Fish Net Madagascar develops a multidisciplinary approach to species conservation. We promote the joint development of in-situ and ex-situ conservation activities along with community engagement. The work involves multiple parties such as zoological institutions, environmental NGOs, university labs and local communities
Since 2013, populations of Joba mena (Ptychochromis insolitus), Lamena (Paretroplus nourissati) and Zono (Pachypanchax sp. Sofia) are managed in ponds by our partner Association des Producteurs Privés d’Alevins d’Andapa (APPA). They act as insurance populations to prevent these species from becoming extinct. This initiative is collaboratively funded by EUAC (European Union of Aquarium Curators), the American Cichlid Association, Toronto Zoo, the Zoological Society of London and Denver Zoo.
Since 2015, populations of Joba mena (Ptychochromis insolitus), are established and sustained in Zoological institutions such as Toronto Zoo, Cologne Zoo and the Zoological Society of London. These ex-situ breeding programmes reinforced the conservation effort by acting as a temporary rescue and as insurance populations. The fish in these institutions also play a research role that will directly benefit the conservation of the species and an education role to raise awareness of specific threats or constraints to the conservation of the species or their habitat.
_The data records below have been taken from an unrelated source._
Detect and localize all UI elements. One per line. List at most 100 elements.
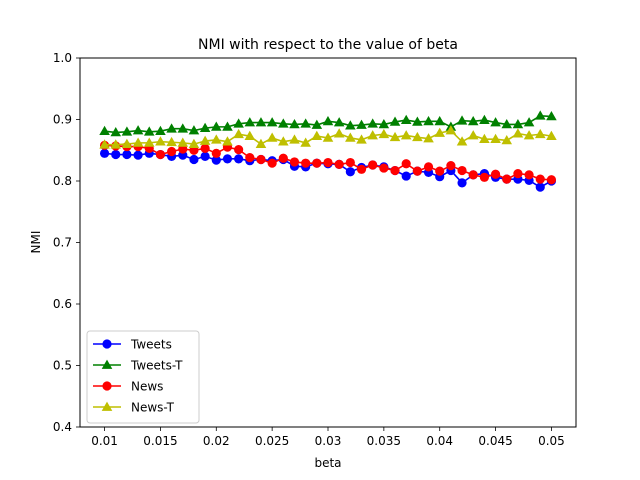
- plot-area: 0.01 0.015 0.02 0.025 0.03 0.035 0.04 0.045 0.05…: [53, 51, 577, 448]
- data-point-news: [401, 159, 411, 169]
- data-point-news-t: [479, 133, 490, 144]
- data-point-news-t: [188, 138, 200, 148]
- data-point-news: [245, 153, 255, 163]
- data-point-news-t: [177, 137, 189, 147]
- data-point-tweets-t: [512, 119, 524, 129]
- data-point-tweets-t: [210, 121, 222, 131]
- data-point-tweets-t: [143, 126, 155, 136]
- legend-label-news-t: News-T: [131, 401, 175, 415]
- data-point-tweets-t: [501, 119, 513, 129]
- data-point-tweets: [535, 182, 545, 192]
- data-point-news-t: [333, 128, 345, 138]
- data-point-tweets-t: [255, 117, 267, 127]
- data-point-news: [167, 146, 177, 157]
- x-axis-label: beta: [314, 456, 341, 470]
- data-point-news-t: [512, 128, 524, 138]
- data-point-news: [490, 169, 501, 179]
- data-point-tweets-t: [166, 123, 177, 133]
- data-point-news: [267, 158, 277, 168]
- axes-frame: [79, 57, 577, 428]
- data-point-tweets-t: [233, 118, 244, 128]
- data-point-news-t: [110, 139, 122, 149]
- data-point-news: [278, 153, 288, 163]
- data-point-tweets-t: [367, 118, 378, 128]
- data-point-news: [435, 166, 445, 176]
- x-tick-label: 0.045: [478, 434, 512, 448]
- data-point-tweets-t: [467, 115, 479, 126]
- data-point-tweets: [133, 150, 143, 160]
- data-point-news-t: [199, 135, 211, 145]
- data-point-tweets-t: [434, 115, 446, 126]
- data-point-news-t: [121, 138, 133, 148]
- data-point-news: [468, 170, 478, 180]
- data-point-tweets-t: [378, 119, 390, 129]
- data-point-tweets: [457, 178, 467, 188]
- data-point-news-t: [233, 128, 244, 139]
- data-point-news-t: [322, 132, 334, 142]
- data-point-news: [323, 157, 333, 168]
- data-point-news-t: [311, 130, 323, 140]
- data-point-news-t: [244, 130, 256, 140]
- data-point-news: [479, 172, 489, 182]
- legend: Tweets Tweets-T News News-T: [86, 330, 200, 424]
- data-point-tweets-t: [188, 125, 200, 135]
- x-tick-label: 0.05: [538, 434, 565, 448]
- data-point-news: [446, 161, 456, 171]
- data-point-news: [379, 163, 389, 173]
- data-point-tweets-t: [534, 110, 546, 120]
- data-point-tweets-t: [523, 117, 535, 127]
- legend-box: [86, 330, 200, 424]
- x-tick-label: 0.01: [91, 434, 118, 448]
- data-point-news: [502, 174, 512, 184]
- x-tick-label: 0.035: [367, 434, 401, 448]
- chart-title: NMI with respect to the value of beta: [198, 37, 458, 53]
- x-tick-label: 0.02: [203, 434, 230, 448]
- data-point-news-t: [400, 130, 412, 140]
- data-point-tweets-t: [278, 118, 289, 128]
- x-tick-label: 0.015: [143, 434, 177, 448]
- data-point-news-t: [255, 138, 267, 148]
- data-point-news: [535, 174, 545, 184]
- data-point-tweets: [111, 149, 121, 160]
- data-point-tweets-t: [244, 117, 256, 127]
- legend-marker-news-t: [101, 401, 113, 411]
- data-point-tweets-t: [199, 122, 211, 132]
- data-point-news: [256, 154, 266, 165]
- data-point-tweets-t: [300, 118, 311, 128]
- data-point-news-t: [490, 133, 501, 144]
- y-tick-label: 0.5: [53, 359, 72, 373]
- data-point-news: [200, 143, 210, 154]
- data-point-news-t: [467, 130, 479, 140]
- data-point-tweets-t: [155, 125, 166, 136]
- data-point-tweets-t: [121, 126, 133, 136]
- data-point-news: [334, 159, 344, 169]
- data-point-news: [234, 145, 244, 155]
- data-point-news-t: [143, 137, 155, 147]
- data-point-news: [289, 157, 300, 167]
- data-point-news: [457, 165, 467, 176]
- data-point-tweets-t: [389, 116, 401, 126]
- y-tick-label: 0.9: [53, 113, 72, 127]
- legend-label-news: News: [131, 380, 163, 394]
- data-point-news-t: [266, 132, 278, 142]
- data-point-news: [412, 166, 422, 176]
- data-point-news-t: [534, 128, 546, 139]
- data-point-news-t: [166, 136, 177, 147]
- legend-label-tweets: Tweets: [130, 338, 172, 352]
- data-point-news-t: [456, 136, 468, 146]
- data-point-tweets-t: [110, 127, 122, 137]
- x-tick-label: 0.04: [426, 434, 453, 448]
- data-point-tweets-t: [400, 114, 412, 124]
- x-tick-label: 0.03: [315, 434, 342, 448]
- data-point-news-t: [389, 131, 401, 142]
- data-point-news-t: [155, 136, 166, 146]
- data-point-tweets-t: [356, 119, 367, 129]
- data-point-news-t: [99, 139, 110, 149]
- data-point-tweets: [200, 151, 210, 161]
- y-tick-label: 1.0: [53, 51, 72, 65]
- data-point-news-t: [222, 136, 233, 146]
- data-point-tweets-t: [490, 117, 501, 127]
- data-point-news: [524, 170, 534, 180]
- data-point-tweets-t: [266, 117, 278, 127]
Local communities of Marotandrano are managing backup populations of endemic freshwater fish in ponds to create a safety net for the species while working on long terms solutions. The use of endemic local fish species reduces the risk of introduction of alien species in the river but also promotes and raises the profile of the native species often forgotten in the local culture by younger generations. The fish farmed will also be used as a food source, reducing the pressure on the wild population and improving locals’ livelihood. This is championed by the Association des Producteurs Privés d’Alevins d’Andapa (APPA) and funded by a National Geographic grant.
The Amboaboa River headwaters are located within the protected area of the Special Reserve of Marotandrano managed by Madagascar National Parks (MNP). Previous sampling sessions showed the absence of the focal species in this section of the river, for successions of waterfalls and rapids prevent the species from migrating upstream. Fish Net’s plan of action is to work on a translocation feasibility study to establish fish populations upstream where the aquatic habitat is not degraded and subject to anthropogenic pressures. A comprehensive risk assessment following the IUCN guidelines will be conducted to assess the feasibility of an assisted migration and identify potential risks for the species and the habitat host.
Year-round monitoring of aquatic environmental parameters along the Amboaboa River is carried out over two years by MNP rangers. They collect monthly water quality data which gives precious information about seasonal variations and differences between the current fish population location and the potential habitat location up-stream, within the boundaries of the Special Reserve of Marotandrano.
A veterinarian with specific training in wildlife disease and the disease risks of translocation is undertaking a disease risk analysis (DRA) using advanced techniques developed at the Zoological Society of London (ZSL) (Sainsbury and Vaughan-Higgins 2012; Bobadilla et al 2017; Rideout et al 2017) and conforming to IUCN Guidelines of Conservation Translocations and the IUCN Procedures in Wildlife Disease Risk Analysis. The work involves assessing the critical points during the translocation pathway when disease hazards will impact on focal species health, an evaluation of the geographical and ecological barriers crossed during the translocation pathway, followed by hazard identification and disease risk assessment. The DRA is championed by the Institute of Zoology at ZSL and is covered by the National Geographic grant.
Fish and habitat monitoring
Regular field expeditions are organised along the Amboaboa River collaboratively with all relevant parties and with the help of local communities to monitor the health of the river and its fish populations. Initial sampling sessions from 2016 to 2018 brought to light the very restricted ranges of the focal species within the Amboaboa River. At its maximum, during the dry season, the area of occupancy of the focal species represents a stretch of approximately 24km out of 75km of river. This 24km stretch is fragmented by dams and high sedimentation areas.
Local environmental NGO Madagasikara Voakajy will undertake a study within local communities along the Amboaboa River to understand their perception of their environment and more particularly the river, its fish species, and the threats they are under. This study should help us to put in place further tailored community-led conservation actions in line with local culture and practices. Madagasikara Voakajy will also undertake an assessment of the dams’ management along the Amboaboa River to fully understand their impact on its health.